Search code examples
laravellaravel-5vue.jsaxioslaravel-passport

laravel_token is valid for first request but not subsequent requests

I have installed Laravel Passport and configured it according to the documentation. When calling axios.get from my VueJS file, the first call works as expected. the laravel_session Request Cookie is injected into the request, and the authentication passes, returning the resource.

My problem arises when I try to call the axios.get method again. My use case here is a search function. I'm making a call to /api/banking/accounts/search/{search-term} whenever the user types into a text field, using the code below:

remoteMethod(query) {
            if (query !== '') {
                this.loading = true;

                axios.get(
                    `/api/banking/accounts/search/${escape(query)}`
                ).then(res => {
                    this.destinationAccountDirectory = res.data;
                    this.loading = false;
                });
            } else {
                this.destinationAccountDirectory = [];
            }
        },

This code works fine without any auth:api middleware on the route, and for the first time with auth:api middleware. As can be seen from the screenshots below, the laravel_token value changes and is rejected on subsequent calls to the API.

Responses Responses Responses Responses

**I've tried to removed the \Laravel\Passport\Http\Middleware\CreateFreshApiToken that was added to the web middleware group during passport installation, which seemed to have temporarily solved the issue, until I receive a 419 on a request shortly after. What could be causing the new laravel_tokens to be rejected? **

Solution

  • I solved this by removing the web middleware from my API route.

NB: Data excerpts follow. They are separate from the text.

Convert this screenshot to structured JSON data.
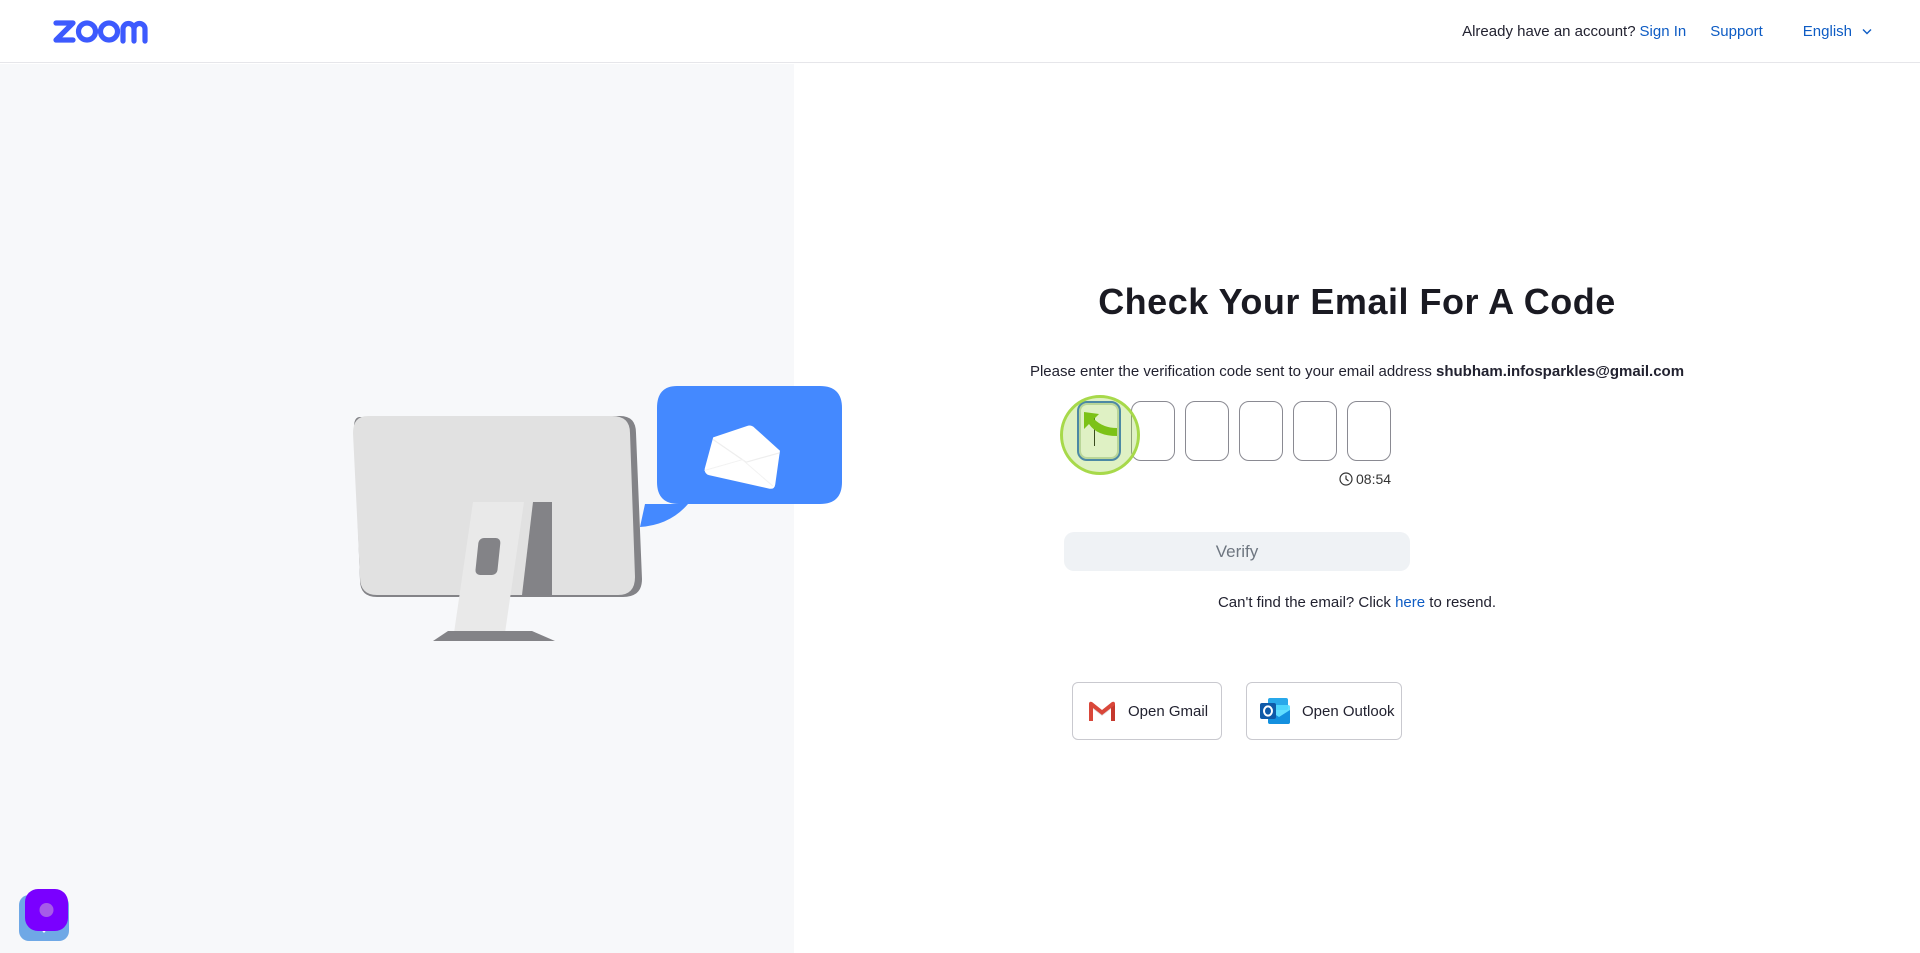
{
  "header": {
    "logo_text": "zoom",
    "account_prompt": "Already have an account?",
    "sign_in": "Sign In",
    "support": "Support",
    "language": "English"
  },
  "main": {
    "title": "Check Your Email For A Code",
    "instruction": "Please enter the verification code sent to your email address",
    "email": "shubham.infosparkles@gmail.com",
    "code_digits": [
      "",
      "",
      "",
      "",
      "",
      ""
    ],
    "timer": "08:54",
    "verify_label": "Verify",
    "resend_prefix": "Can't find the email? Click",
    "resend_link": "here",
    "resend_suffix": "to resend.",
    "open_gmail": "Open Gmail",
    "open_outlook": "Open Outlook"
  },
  "icons": {
    "logo": "zoom-logo",
    "language_chevron": "chevron-down-icon",
    "timer": "clock-icon",
    "gmail": "gmail-icon",
    "outlook": "outlook-icon",
    "illustration": "monitor-with-email-bubble",
    "widget": "chat-widget-icon"
  },
  "colors": {
    "brand": "#3d5afe",
    "link": "#0e5cc4",
    "bubble": "#4489ff",
    "widget": "#7a00ff"
  }
}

Why it was there in the first place, I have no idea.

    I changed my api.php from 

    Route::group([
    'middleware' => [
        'web',
        'auth:api']], function() {

    Route::post('/banking/transactions', 'TransactionController@store');

    Route::get('/banking/accounts', 'BankAccountDirectoryController@index');
    Route::get('/accounts/{account}', 'BankAccountDirectoryController@show');
    Route::get('/banking/accounts/search/{term?}', 'BankAccountDirectoryController@search');
});

    to

    Route::group([
    'middleware' => [
        'auth:api']], function() {

    Route::post('/banking/transactions', 'TransactionController@store');

    Route::get('/banking/accounts', 'BankAccountDirectoryController@index');
    Route::get('/accounts/{account}', 'BankAccountDirectoryController@show');
    Route::get('/banking/accounts/search/{term?}', 'BankAccountDirectoryController@search');
});

    Should the API routes be under the web group to benefit from the middleware, or is it purely for UI? Am I safe to do this?